Each useful experiment should make the next one easier.

The mistake is treating AI transformation as a two-year plan that starts with abstraction. The practical path is smaller: find a real workflow, build something useful, learn from use, and keep the residue.

The residue matters. A good experiment leaves behind reusable context, cleaner data, examples, prompts, tools, evaluation criteria, and confidence.

The Pattern

  1. Understand - Map the workflow and the friction
  2. Build - Create one bounded capability
  3. Use - Put it in front of real work
  4. Learn - Decide what to keep, improve, share, or stop
  5. Compound - Reuse what survived in the next build

Each phase generates data that informs the next.
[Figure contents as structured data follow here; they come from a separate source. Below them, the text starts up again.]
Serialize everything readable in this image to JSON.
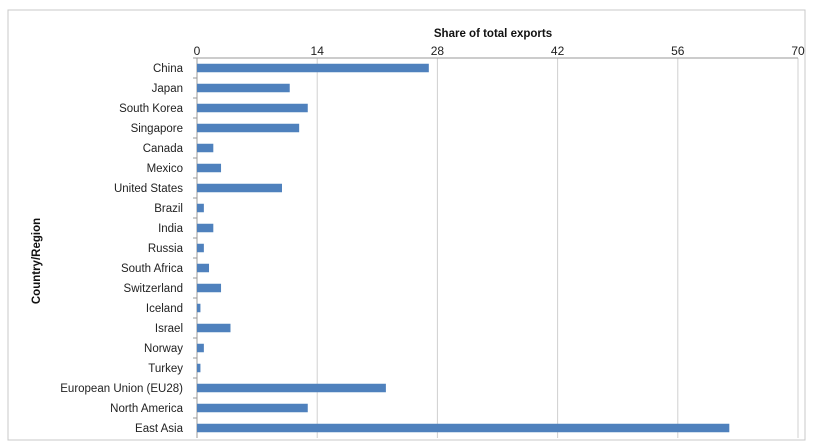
{
  "chart_data": {
    "type": "bar",
    "orientation": "horizontal",
    "title": "",
    "xlabel": "Share of total exports",
    "ylabel": "Country/Region",
    "xlim": [
      0,
      70
    ],
    "xticks": [
      "0",
      "14",
      "28",
      "42",
      "56",
      "70"
    ],
    "x_axis_position": "top",
    "grid": true,
    "legend": "none",
    "categories": [
      "China",
      "Japan",
      "South Korea",
      "Singapore",
      "Canada",
      "Mexico",
      "United States",
      "Brazil",
      "India",
      "Russia",
      "South Africa",
      "Switzerland",
      "Iceland",
      "Israel",
      "Norway",
      "Turkey",
      "European Union (EU28)",
      "North America",
      "East Asia"
    ],
    "values": [
      27,
      10.8,
      12.9,
      11.9,
      1.9,
      2.8,
      9.9,
      0.8,
      1.9,
      0.8,
      1.4,
      2.8,
      0.4,
      3.9,
      0.8,
      0.4,
      22.0,
      12.9,
      62.0
    ],
    "colors": {
      "bar": "#4f81bd",
      "grid": "#d0d0d0",
      "frame": "#c8c8c8"
    }
  }
}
No big upfront bets.

Why This Works

  • Low risk: Small experiments, not massive commitments
  • Data-driven: Each phase produces evidence for the next decision
  • Compounding: Context and infrastructure from early work accelerate later work

Example

Even if early experiments find nothing actionable, you now have:

  • Queryable data warehouse
  • Mapped entity relationships
  • Better examples of what good and bad output look like
  • Foundation for future tooling

The investment isn’t “solve problem X” - it’s “build the substrate that makes solving future problems cheaper.”

Implication

Do not measure early AI work only by whether the first artifact becomes permanent. Measure whether the organization learned, captured context, and made the next useful thing cheaper.

Contrarian To

“We need a comprehensive AI strategy before we can start”

No. You need enough strategy to choose a safe, useful first move. The strategy gets sharper as capability compounds.